La topographie des lieux, et notamment l'exposition aux vents, peut être un facteur de vulnérabilité ou de résistance des arbres aux cyclones.
© IRD - Jean-Michel Boré
La taille compte
Leurs
 recherches montrent que les dommages causés aux forêts par les cyclones
 dépendent tout à la fois de la vitesse du vent, de la topographie 
locale, de la taille des arbres et de la densité de leur bois. La 
probabilité de rupture ou de déracinement au niveau de l'arbre, et donc 
la proportion d'arbres endommagés à l’échelle de la forêt, augmente avec
 la vitesse maximale du vent et avec l’exposition de la parcelle. À 
l’inverse, la densité plus élevée du bois réduit la probabilité de 
rupture et, dans une moindre mesure, celle de déracinement. Enfin, la 
taille compte : les plus gros arbres résistent mieux à la rupture, mais 
moins bien au déracinement. « Ces résultats permettent de mieux 
comprendre comment les cyclones affectent les forêts et d’améliorer les 
prédictions sur les impacts futurs, alors que les vents puissants 
deviennent plus fréquents », indique le spécialiste.
Au-delà des
 destructions, les recherches suggèrent que les forêts régulièrement 
exposées aux cyclones ont développé une certaine résilience. Ainsi, les 
espèces des communautés forestières des Samoa et du Vanuatu semblent 
avoir évolué en adoptant des stratégies spécifiques pour résister aux 
vents violents récurrents.
Des bourgeons sous l’écorce
Les 
arbres de ces îles ont ainsi adapté leur architecture pour résister aux 
dégâts infligés par les événements climatiques extrêmes : ils se 
développent plus en largeur, moins en hauteur, avec des bois plus 
denses. Cela leur confère une bonne résistance au passage des cyclones :
 leur tronc ne rompt pas et ils ne se déracinent pas tant face aux 
éléments déchainés. Et si les habitants n’interviennent pas après les 
cyclones, pour déforester ou mettre les forêts en pâture, les arbres 
parviennent à reconstituer la canopée en un an, notamment grâces à des 
bourgeons sous l’écorce, prêts à pousser pour remplacer les branches 
tombées.
Mais cette belle mécanique pourrait être menacée. C’est 
notamment le cas lorsqu'une seconde perturbation grave, comme un 
incendie, survient avant que la forêt n’ait eu le temps de se rétablir 
de la première. Ce qui vient d’ailleurs exactement de se produire à 
Mayotte après le passage du cyclone Chido. L’action humaine peut aussi 
profondément entraver les processus naturels de résilience. 

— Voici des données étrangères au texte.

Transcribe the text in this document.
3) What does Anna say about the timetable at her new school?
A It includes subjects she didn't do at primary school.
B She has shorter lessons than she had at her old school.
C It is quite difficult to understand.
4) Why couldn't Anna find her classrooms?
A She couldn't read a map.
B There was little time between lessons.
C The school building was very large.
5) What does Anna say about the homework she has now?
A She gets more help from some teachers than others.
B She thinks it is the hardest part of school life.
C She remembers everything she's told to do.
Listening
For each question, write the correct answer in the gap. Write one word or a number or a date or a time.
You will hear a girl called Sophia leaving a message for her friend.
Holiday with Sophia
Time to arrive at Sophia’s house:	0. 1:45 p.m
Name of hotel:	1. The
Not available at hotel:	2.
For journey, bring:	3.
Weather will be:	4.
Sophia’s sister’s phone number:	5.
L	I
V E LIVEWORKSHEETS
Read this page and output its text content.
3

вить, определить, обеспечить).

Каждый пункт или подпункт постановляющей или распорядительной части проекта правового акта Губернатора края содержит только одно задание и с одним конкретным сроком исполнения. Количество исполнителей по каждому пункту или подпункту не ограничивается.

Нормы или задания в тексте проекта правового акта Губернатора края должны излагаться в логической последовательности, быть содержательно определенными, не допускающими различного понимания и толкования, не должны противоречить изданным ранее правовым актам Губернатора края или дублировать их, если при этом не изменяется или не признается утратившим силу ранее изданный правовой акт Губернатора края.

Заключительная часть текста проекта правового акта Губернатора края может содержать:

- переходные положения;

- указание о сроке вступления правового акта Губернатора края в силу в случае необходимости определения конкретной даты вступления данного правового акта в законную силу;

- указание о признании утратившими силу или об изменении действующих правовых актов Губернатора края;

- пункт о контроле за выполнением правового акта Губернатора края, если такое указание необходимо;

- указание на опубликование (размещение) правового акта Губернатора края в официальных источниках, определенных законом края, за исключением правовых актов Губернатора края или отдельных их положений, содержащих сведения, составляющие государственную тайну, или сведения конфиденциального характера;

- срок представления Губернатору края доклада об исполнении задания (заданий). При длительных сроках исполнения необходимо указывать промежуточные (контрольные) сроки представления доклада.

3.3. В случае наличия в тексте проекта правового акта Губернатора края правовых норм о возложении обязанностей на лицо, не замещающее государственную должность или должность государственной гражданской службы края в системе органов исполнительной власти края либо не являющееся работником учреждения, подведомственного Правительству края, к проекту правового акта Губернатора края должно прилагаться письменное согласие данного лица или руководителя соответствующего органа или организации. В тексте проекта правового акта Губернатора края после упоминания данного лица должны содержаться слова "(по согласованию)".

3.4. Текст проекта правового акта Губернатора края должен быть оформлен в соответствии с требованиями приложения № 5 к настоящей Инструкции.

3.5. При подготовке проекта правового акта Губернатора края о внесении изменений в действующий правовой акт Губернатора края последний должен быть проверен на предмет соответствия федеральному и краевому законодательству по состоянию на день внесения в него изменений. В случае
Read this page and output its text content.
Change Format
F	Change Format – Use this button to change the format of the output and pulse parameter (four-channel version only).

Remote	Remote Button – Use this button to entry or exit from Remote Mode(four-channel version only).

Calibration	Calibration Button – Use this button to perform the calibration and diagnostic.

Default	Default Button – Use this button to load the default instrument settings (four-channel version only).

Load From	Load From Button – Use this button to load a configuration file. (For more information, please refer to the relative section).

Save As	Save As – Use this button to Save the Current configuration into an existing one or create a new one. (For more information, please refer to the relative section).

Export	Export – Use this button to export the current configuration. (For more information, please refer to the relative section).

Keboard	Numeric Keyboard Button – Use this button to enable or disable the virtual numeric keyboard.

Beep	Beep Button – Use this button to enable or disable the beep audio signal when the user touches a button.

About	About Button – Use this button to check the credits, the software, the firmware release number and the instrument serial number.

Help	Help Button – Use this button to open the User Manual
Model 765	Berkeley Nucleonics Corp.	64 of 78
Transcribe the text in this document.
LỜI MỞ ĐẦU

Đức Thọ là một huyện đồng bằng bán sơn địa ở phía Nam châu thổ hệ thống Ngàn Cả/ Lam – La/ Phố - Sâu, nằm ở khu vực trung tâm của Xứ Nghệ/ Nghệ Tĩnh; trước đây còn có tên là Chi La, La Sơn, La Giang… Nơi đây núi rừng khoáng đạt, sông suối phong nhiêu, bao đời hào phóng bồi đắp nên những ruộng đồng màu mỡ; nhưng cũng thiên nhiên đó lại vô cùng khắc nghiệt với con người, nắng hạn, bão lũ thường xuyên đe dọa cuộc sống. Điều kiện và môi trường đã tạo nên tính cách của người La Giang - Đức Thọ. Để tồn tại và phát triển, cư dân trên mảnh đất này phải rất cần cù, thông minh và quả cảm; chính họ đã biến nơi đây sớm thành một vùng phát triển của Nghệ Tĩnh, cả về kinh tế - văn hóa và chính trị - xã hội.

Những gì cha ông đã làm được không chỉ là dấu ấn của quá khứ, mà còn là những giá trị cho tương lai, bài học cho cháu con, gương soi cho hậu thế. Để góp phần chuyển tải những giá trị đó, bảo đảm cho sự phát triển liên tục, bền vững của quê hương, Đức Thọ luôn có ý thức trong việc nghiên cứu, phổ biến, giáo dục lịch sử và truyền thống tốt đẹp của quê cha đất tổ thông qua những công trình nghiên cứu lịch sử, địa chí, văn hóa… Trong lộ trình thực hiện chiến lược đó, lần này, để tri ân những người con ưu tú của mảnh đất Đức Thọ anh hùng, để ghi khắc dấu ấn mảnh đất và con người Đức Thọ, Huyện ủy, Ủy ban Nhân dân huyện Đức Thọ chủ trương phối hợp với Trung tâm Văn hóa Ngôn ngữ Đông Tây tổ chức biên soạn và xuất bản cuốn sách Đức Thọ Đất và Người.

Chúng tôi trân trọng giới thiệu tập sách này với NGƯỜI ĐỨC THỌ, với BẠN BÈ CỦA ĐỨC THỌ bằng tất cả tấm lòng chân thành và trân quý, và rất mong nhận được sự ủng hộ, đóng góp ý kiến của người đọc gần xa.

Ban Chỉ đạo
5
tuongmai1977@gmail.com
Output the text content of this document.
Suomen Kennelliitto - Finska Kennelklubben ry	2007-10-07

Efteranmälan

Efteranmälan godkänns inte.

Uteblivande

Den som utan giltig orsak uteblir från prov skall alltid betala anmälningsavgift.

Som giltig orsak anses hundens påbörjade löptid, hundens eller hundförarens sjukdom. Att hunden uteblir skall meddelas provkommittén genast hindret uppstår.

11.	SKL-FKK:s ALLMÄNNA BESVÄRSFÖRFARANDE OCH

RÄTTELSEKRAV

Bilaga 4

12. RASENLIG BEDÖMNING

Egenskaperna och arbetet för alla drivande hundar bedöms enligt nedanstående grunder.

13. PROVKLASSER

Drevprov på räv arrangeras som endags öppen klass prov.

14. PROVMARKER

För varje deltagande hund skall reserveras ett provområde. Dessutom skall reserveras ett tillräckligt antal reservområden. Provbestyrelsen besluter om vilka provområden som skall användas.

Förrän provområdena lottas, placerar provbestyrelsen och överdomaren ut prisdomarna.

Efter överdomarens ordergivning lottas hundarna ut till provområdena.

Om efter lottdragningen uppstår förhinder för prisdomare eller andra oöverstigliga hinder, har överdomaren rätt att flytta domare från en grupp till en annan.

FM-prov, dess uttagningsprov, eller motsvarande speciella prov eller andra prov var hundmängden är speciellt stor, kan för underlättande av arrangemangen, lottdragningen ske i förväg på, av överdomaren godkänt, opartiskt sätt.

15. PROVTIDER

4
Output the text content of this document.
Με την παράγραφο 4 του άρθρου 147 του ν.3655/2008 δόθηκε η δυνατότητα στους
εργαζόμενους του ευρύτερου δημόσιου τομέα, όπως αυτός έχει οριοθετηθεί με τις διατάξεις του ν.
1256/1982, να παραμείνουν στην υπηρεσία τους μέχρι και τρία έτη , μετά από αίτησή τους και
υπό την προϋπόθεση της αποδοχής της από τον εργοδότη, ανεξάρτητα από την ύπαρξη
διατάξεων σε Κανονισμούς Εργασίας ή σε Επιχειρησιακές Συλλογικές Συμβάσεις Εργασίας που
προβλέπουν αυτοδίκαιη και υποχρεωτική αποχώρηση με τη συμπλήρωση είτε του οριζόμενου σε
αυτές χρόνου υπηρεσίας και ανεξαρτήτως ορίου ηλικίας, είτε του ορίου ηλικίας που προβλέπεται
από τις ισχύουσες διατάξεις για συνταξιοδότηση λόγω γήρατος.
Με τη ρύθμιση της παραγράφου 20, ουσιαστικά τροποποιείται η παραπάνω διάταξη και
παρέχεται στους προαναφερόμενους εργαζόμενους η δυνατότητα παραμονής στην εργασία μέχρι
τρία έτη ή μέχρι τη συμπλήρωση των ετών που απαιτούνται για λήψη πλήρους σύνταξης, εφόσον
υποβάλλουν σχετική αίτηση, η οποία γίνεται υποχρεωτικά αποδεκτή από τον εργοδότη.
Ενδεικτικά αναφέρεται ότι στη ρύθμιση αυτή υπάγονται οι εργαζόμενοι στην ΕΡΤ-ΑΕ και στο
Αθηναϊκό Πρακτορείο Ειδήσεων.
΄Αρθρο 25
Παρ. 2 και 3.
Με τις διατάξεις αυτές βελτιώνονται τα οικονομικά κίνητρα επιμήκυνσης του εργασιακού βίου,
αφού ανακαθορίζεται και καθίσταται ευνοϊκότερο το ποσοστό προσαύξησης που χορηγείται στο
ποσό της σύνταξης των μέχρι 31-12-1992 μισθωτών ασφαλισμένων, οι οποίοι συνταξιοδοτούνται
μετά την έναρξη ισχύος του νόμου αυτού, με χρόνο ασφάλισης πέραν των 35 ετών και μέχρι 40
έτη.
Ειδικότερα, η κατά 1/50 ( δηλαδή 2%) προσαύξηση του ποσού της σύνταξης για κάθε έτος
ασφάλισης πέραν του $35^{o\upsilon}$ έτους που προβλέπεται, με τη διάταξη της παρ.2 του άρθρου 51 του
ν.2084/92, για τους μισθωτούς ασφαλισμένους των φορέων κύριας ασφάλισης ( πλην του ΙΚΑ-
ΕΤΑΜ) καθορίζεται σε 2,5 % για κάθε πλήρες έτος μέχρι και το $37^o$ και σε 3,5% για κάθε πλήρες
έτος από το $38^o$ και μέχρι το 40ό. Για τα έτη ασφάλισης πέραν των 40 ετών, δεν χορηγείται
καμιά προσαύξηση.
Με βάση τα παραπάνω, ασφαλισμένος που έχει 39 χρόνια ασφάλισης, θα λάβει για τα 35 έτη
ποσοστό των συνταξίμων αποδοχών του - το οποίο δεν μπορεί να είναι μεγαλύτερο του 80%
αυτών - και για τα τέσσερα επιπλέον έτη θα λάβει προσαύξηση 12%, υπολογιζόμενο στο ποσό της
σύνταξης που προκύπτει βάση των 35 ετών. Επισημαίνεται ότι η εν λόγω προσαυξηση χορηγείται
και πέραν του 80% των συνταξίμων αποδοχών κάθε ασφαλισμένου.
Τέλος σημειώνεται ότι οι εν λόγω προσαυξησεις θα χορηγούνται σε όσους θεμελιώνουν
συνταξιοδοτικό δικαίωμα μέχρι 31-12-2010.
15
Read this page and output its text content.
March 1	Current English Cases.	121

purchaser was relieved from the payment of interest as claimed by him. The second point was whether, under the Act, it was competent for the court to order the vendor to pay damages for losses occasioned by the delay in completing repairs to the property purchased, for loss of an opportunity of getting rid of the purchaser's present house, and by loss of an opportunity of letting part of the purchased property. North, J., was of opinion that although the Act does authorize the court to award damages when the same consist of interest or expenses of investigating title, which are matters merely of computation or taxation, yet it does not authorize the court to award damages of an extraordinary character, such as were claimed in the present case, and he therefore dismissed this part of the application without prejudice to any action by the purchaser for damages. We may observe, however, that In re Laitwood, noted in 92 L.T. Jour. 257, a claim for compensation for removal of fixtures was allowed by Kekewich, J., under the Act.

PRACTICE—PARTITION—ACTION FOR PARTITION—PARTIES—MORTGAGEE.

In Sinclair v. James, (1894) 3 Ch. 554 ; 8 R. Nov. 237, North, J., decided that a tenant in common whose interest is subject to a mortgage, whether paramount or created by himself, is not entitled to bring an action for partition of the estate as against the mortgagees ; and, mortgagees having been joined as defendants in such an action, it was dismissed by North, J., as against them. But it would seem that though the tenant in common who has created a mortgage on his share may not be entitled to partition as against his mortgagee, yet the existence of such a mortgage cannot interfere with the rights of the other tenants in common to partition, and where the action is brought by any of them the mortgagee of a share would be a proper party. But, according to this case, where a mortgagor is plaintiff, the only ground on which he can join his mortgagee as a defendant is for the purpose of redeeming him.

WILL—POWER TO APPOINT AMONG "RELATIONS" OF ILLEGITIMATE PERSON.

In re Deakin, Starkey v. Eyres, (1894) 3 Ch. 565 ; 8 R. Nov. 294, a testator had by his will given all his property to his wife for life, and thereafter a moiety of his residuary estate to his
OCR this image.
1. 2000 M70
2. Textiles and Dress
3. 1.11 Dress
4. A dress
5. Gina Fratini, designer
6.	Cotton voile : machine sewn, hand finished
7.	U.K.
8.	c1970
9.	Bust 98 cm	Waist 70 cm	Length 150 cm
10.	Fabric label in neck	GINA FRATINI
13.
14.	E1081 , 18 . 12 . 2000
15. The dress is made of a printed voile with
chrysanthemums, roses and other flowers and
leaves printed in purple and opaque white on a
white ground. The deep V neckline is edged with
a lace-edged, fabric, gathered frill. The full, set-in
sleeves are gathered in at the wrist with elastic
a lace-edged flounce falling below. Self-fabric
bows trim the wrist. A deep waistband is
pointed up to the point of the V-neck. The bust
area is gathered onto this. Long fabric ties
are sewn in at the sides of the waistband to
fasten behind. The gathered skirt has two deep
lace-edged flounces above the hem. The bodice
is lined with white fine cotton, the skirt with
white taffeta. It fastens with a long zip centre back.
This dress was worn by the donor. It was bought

Une des plus importantes sources de déforestation au Vanuatu est la conversion de forêts en champs après qu’elles aient été endommagées par des cyclones », explique ainsi Presley Dovo du département des forêts de Vanuatu.
Défoliation, déracinement massif, ruptures de tronc, le passage d'un cyclone peut provoquer de sévère dégâts dans la forêt.
© IRD - François Sodter
Bouleversement climatique
Le
 réchauffement de la masse océanique vient également rebattre les cartes
 : il accroit la force des cyclones et étend leur aire vers des 
latitudes plus élevées. Ce faisant, les régions tropicales connaissent 
des cyclones plus puissants qui pourraient déjouer la stratégie de 
résilience des forêts insulaires. Ils pourraient ainsi causer des dégâts
 supplémentaires, prolongeant le temps de récupération des forêts et les
 rendant plus vulnérables aux perturbations suivantes.
 
« Quant aux forêts tempérées, qui commencent à se trouver exposées à ce danger nouveau, elles ne sont tout simplement pas préparées pour résister à l’irruption des cyclones », conclut Thomas Ibanez.
par Olivier Blot, IRD le Mag'
Source : https://lemag.ird.fr/fr/les-fo...
CONTACTS
Thomas Ibanez AMAP (IRD/CNRS/Inrae/Cirad/Université de Montpellier)
Presley Dovo Département des forêts, Vanuatu
PUBLICATIONS
Thomas
 Ibanez, David Bauman, Shin-ichiro Aiba, Thomas Arsouze, Peter J. 
Bellingham, Chris Birkinshaw, Philippe Birnbaum, Timothy J. Curran, 
Saara J. DeWalt, John Dwyer, Thierry Fourcaud, Janet Franklin, Takashi 
S. Kohyama, Christophe Menkes, Dan J. Metcalfe, Helen Murphy, Robert 
Muscarella, Gregory M. Plunkett, Chanel Sam, Edmund Tanner, Benton N. 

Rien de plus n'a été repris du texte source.